Spoiler alerts
Fans seem to be all over the map on the “Mad Men” series finale. When I watched it, I was candidly a little disappointed. But reflecting on it, I think that some of that disappointment speaks to the real world. In other words, Matthew Weiner, the show’s creator, seems to have captured the frustrations of the era. And fittingly for this blog, many of them touch on themes of female disempowerment and male workplace hegemony.
First, there was Peggy. After years of climbing the ladder, speaking out against the man, and possibly the best entrance ever (in an episode called by some “the Series’ Most Feminist Episode Yet”), Peggy’s solicitude comes not from her career, but from a man. Sure, there’s a lovely reversal of gender power dynamics in that here, Peggy is Stan’s boss (shout out to a great “30 Rock” episode). But two troubling dynamics remain. First, recall that Stan is married. Call me crazy, but I don’t imagine that Peggy’s teenage dream was to fall in love with a man who is already married to someone else.
Second, Peggy will stay at McCann. I’ll suggest that this I partly to be with Stan. This is not a feminist outcome. As Pete says, McCann is a place where she could make Creative Director by 1980. And as Peggy says, that’s a long time. The viewer’s instinct is to feel happy for Peggy because someone finally loves her and loves that she is good at her job. But this reality is actually somewhat dark: She’s staying in a glass-ceiling environment, and her happiness comes from being a mistress (will she one day be a spouse?). This is hardly the feminist ending that some of us would have hoped for.
But there is also realism in this unfeminist outcome. Peggy’s career prospects aren’t what she deserves. And settling for a man married to someone else . . . I’ll leave it there.

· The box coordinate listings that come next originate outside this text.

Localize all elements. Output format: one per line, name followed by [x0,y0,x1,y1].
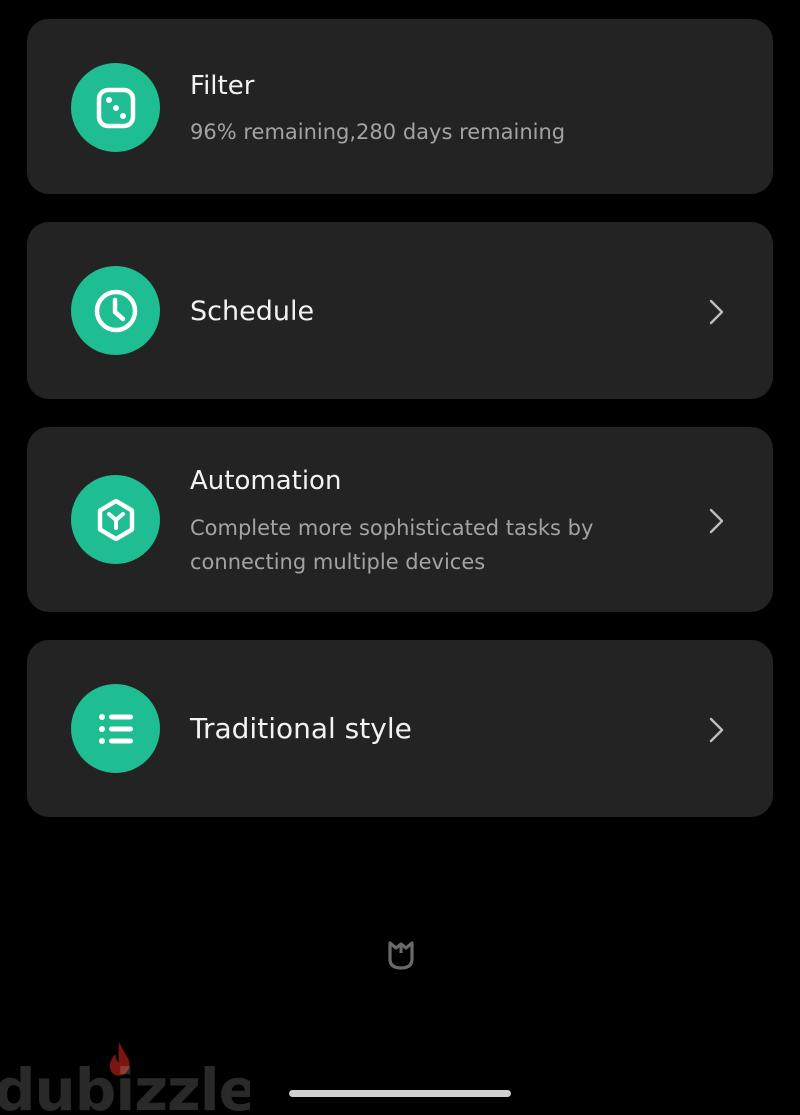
chevron-right-icon [709,508,724,534]
traditional-style-card[interactable]: Traditional style [27,640,773,817]
filter-icon-badge [71,63,160,152]
filter-card[interactable]: Filter 96% remaining,280 days remaining [27,19,773,194]
chevron-right-icon [709,299,724,325]
traditional-style-title: Traditional style [190,712,412,745]
list-icon [98,713,133,744]
traditional-style-icon-badge [71,684,160,773]
automation-description: Complete more sophisticated tasks by con… [190,516,594,574]
dubizzle-watermark: dubizzle [0,1040,250,1115]
filter-status: 96% remaining,280 days remaining [190,120,566,144]
schedule-title: Schedule [190,296,315,327]
watermark-text: dubizzle [0,1056,250,1115]
automation-icon-badge [71,475,160,564]
schedule-card[interactable]: Schedule [27,222,773,399]
chevron-right-icon [709,717,724,743]
schedule-icon-badge [71,266,160,355]
filter-title: Filter [190,71,255,101]
filter-icon [96,87,135,128]
device-settings-screen: Filter 96% remaining,280 days remaining … [0,0,800,1115]
automation-title: Automation [190,466,342,496]
mi-home-logo-icon [388,941,414,970]
automation-icon [97,498,134,541]
home-indicator[interactable] [289,1090,511,1097]
automation-card[interactable]: Automation Complete more sophisticated t… [27,427,773,612]
clock-icon [94,289,137,332]
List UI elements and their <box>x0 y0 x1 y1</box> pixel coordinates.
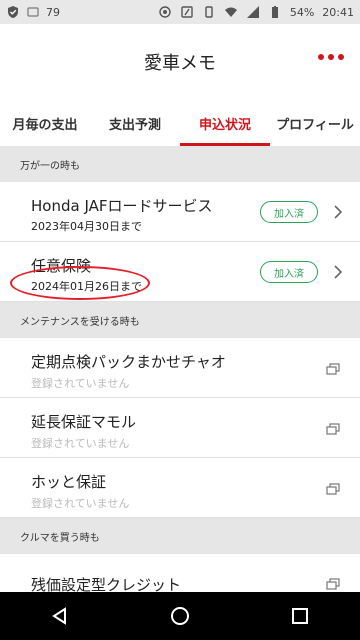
nfc-icon <box>181 6 193 18</box>
external-link-icon <box>326 363 340 375</box>
list-item-subtitle: 登録されていません <box>31 377 130 390</box>
list-item-maintenance-pack[interactable]: 定期点検パックまかせチャオ 登録されていません <box>0 338 360 398</box>
list-item-jaf-road-service[interactable]: Honda JAFロードサービス 2023年04月30日まで 加入済 <box>0 182 360 242</box>
section-header-buy-car: クルマを買う時も <box>0 518 360 554</box>
list-item-residual-credit[interactable]: 残価設定型クレジット <box>0 554 360 594</box>
back-icon[interactable] <box>50 606 70 626</box>
external-link-icon <box>326 483 340 495</box>
app-bar: 愛車メモ <box>0 24 360 100</box>
more-options-icon[interactable] <box>318 54 344 60</box>
list-item-title: 延長保証マモル <box>31 413 137 431</box>
signal-icon <box>246 6 259 18</box>
shield-check-icon <box>8 6 18 18</box>
section-header-maintenance: メンテナンスを受ける時も <box>0 302 360 338</box>
section-header-emergency: 万が一の時も <box>0 146 360 182</box>
list-item-subtitle: 2023年04月30日まで <box>31 220 142 233</box>
tab-bar: 月毎の支出 支出予測 申込状況 プロフィール <box>0 100 360 146</box>
status-bar: 79 54% 20:41 <box>0 0 360 24</box>
red-ellipse-annotation <box>10 266 150 300</box>
vibrate-icon <box>205 6 213 18</box>
notification-icon <box>27 7 39 17</box>
battery-level: 54% <box>289 5 315 19</box>
external-link-icon <box>326 423 340 435</box>
system-nav-bar <box>0 592 360 640</box>
home-icon[interactable] <box>170 606 190 626</box>
page-title: 愛車メモ <box>144 53 216 74</box>
tab-monthly-expenses[interactable]: 月毎の支出 <box>0 100 90 146</box>
external-link-icon <box>326 578 340 590</box>
list-item-title: 定期点検パックまかせチャオ <box>31 353 226 371</box>
list-item-subtitle: 登録されていません <box>31 497 130 510</box>
status-badge: 加入済 <box>260 201 318 223</box>
tab-profile[interactable]: プロフィール <box>270 100 360 146</box>
list-item-subtitle: 登録されていません <box>31 437 130 450</box>
app-notification-icon <box>159 6 171 18</box>
list-item-title: Honda JAFロードサービス <box>31 197 213 215</box>
recents-icon[interactable] <box>290 606 310 626</box>
wifi-icon <box>224 7 237 17</box>
list-item-hotto-warranty[interactable]: ホッと保証 登録されていません <box>0 458 360 518</box>
tab-expense-forecast[interactable]: 支出予測 <box>90 100 180 146</box>
chevron-right-icon <box>334 205 343 219</box>
battery-icon <box>271 6 278 18</box>
status-left-text: 79 <box>46 5 60 19</box>
tab-application-status[interactable]: 申込状況 <box>180 100 270 146</box>
status-badge: 加入済 <box>260 261 318 283</box>
clock: 20:41 <box>322 5 354 19</box>
list-item-extended-warranty[interactable]: 延長保証マモル 登録されていません <box>0 398 360 458</box>
chevron-right-icon <box>334 265 343 279</box>
list-item-title: ホッと保証 <box>31 473 107 491</box>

Joan arguably fares marginally better. She has managed to reinvent herself once again. But let us recall that Joan’s two major career advancements have come at a substantial personal cost. She made partner at Sterling Cooper by sleeping with a client. And she left McCann at cost of half of the equity that she’d accrued by doing so. On top of that, once again, the man that she thought that she loved has left her. In other words, virtually all of Joan’s downside accrues from sexism. Any happiness we feel for Joan should come with a strong helping of disgust for what she has had to endure.
And what of the next generation? Sally has returned home from school to watch her mother die while taking up her mother’s domestic tasks. Perhaps the only saving grace here is that the parallel runs to Don and not to Betty: Don was forced to become his own father when he and his mother went to live in, as he termed it, “a brothel.” Just as Don became his own father, Sally now becomes her own mother. The heteronormativity and gender-confirming roles notwithstanding, perhaps Sally will be able to become who she wants to be as Don did. But then again, Sally’s wish as she left on her bus tour was to never be like her parents.

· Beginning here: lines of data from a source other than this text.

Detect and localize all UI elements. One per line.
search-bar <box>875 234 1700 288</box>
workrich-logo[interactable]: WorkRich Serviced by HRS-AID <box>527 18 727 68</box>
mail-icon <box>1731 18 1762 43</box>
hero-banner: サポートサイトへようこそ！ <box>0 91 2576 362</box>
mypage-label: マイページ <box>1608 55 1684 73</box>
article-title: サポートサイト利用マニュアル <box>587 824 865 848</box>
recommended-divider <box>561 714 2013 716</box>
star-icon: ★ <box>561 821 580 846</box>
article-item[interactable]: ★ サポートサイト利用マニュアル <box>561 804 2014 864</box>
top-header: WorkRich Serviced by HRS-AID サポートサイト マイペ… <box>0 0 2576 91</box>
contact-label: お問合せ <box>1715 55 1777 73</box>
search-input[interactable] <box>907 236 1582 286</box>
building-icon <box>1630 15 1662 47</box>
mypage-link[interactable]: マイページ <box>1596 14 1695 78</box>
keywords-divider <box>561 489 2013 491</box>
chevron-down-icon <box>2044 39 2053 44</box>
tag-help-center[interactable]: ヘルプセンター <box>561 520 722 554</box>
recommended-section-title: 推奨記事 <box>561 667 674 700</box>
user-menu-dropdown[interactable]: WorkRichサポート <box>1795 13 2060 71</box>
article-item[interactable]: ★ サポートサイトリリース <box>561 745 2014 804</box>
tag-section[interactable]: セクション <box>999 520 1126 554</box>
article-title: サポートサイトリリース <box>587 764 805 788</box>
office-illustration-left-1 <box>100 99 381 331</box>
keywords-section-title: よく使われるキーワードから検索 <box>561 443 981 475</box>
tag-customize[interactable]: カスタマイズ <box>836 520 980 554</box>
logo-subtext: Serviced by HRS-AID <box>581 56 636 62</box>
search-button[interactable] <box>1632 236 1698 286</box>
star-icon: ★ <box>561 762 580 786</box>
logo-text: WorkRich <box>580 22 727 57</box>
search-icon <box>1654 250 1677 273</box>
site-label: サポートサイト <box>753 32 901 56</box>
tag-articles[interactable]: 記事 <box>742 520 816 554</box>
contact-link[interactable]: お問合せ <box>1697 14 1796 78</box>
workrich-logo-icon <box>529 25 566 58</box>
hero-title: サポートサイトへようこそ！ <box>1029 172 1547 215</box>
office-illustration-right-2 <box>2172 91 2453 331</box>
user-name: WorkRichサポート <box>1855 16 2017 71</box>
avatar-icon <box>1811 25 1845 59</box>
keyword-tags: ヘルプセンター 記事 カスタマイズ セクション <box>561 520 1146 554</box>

So who wins at the end? Arguably Pete and Don. Pete is back in all of his season 1 splendor: Married to Trudy and on the fast track.

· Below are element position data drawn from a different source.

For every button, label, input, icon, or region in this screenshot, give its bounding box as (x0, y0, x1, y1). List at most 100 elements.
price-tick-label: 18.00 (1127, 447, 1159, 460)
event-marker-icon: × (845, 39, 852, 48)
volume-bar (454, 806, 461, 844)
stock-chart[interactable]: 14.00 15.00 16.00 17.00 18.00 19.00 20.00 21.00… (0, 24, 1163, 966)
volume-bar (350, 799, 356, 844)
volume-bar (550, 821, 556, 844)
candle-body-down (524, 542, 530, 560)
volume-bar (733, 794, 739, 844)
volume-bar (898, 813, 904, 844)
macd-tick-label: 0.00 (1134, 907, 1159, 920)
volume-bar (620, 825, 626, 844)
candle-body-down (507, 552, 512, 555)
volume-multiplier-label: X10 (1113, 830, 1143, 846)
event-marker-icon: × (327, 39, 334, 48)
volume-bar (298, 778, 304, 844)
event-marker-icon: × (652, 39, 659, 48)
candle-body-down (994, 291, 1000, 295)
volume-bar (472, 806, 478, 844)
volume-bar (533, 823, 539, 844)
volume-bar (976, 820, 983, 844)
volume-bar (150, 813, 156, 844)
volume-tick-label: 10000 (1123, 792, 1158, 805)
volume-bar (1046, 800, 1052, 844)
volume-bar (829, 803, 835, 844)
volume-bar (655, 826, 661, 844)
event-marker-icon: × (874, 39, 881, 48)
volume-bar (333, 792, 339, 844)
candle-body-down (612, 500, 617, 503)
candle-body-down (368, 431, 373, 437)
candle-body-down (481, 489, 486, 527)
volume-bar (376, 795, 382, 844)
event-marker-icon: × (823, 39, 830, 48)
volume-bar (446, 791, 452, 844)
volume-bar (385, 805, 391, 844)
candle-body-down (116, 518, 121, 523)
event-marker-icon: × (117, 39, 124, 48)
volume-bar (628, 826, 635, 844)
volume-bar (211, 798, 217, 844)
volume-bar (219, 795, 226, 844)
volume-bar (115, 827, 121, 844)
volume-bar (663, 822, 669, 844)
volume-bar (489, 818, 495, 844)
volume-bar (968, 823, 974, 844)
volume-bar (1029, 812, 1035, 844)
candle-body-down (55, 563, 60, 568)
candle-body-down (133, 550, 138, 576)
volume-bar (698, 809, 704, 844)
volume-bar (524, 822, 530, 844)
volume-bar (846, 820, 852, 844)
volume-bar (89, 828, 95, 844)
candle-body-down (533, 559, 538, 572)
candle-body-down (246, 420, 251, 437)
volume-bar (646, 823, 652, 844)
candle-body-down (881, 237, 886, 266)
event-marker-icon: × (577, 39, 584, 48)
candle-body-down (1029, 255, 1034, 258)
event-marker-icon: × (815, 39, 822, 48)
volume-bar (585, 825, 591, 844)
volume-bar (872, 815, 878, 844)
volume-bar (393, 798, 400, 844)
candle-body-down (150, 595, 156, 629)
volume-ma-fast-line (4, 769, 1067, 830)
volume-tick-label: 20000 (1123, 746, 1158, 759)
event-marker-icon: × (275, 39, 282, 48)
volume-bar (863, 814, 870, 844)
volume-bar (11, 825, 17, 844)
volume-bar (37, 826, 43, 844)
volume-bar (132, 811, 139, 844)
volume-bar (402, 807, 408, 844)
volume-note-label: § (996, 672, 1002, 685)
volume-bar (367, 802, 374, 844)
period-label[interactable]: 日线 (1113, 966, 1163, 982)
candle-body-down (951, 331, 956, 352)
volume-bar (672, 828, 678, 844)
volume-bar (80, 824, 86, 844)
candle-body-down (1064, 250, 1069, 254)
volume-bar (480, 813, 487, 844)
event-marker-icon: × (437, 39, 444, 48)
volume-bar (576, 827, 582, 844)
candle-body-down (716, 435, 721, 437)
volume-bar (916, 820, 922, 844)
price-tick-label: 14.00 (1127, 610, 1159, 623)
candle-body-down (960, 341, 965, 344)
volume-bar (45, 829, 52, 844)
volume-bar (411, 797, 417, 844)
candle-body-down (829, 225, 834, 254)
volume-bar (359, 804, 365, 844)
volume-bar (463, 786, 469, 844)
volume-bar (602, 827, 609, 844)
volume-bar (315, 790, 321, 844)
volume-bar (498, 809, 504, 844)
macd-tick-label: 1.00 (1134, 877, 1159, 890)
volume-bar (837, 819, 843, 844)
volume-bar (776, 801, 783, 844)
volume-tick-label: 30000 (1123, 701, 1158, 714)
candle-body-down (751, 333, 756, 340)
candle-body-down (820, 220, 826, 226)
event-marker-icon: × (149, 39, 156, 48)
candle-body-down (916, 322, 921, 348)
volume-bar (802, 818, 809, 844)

And Don? The series leaves us hanging a little, but Jon Hamm’s recent New York Times interview sheds some light. Don finds both self-transcendence and reaches the apex of his career, according to Hamm:
“My take is that the next day, he wakes up in this beautiful place, and has this serene moment of understanding, and realizes who he is. And who he is, is an advertising man. And so, this thing comes to him. There’s a way to see it in a completely cynical way, and say, ‘Wow, that’s awful.’ But I think that for Don, it represents some kind of understanding and comfort in this incredibly unquiet, uncomfortable life that he has led.”
In other words, Don is back on top of his profession.
I see this conclusion as both troubling and fitting. Despite the strivings of female characters, the arrival of 1970 did not spell workplace equality. The resolutions that the characters find show that women can’t have it all. But we are nonetheless led to feel happy for them. It is, as Jon Hamm says, “some kind of understanding and comfort in this incredibly unquiet, uncomfortable life.”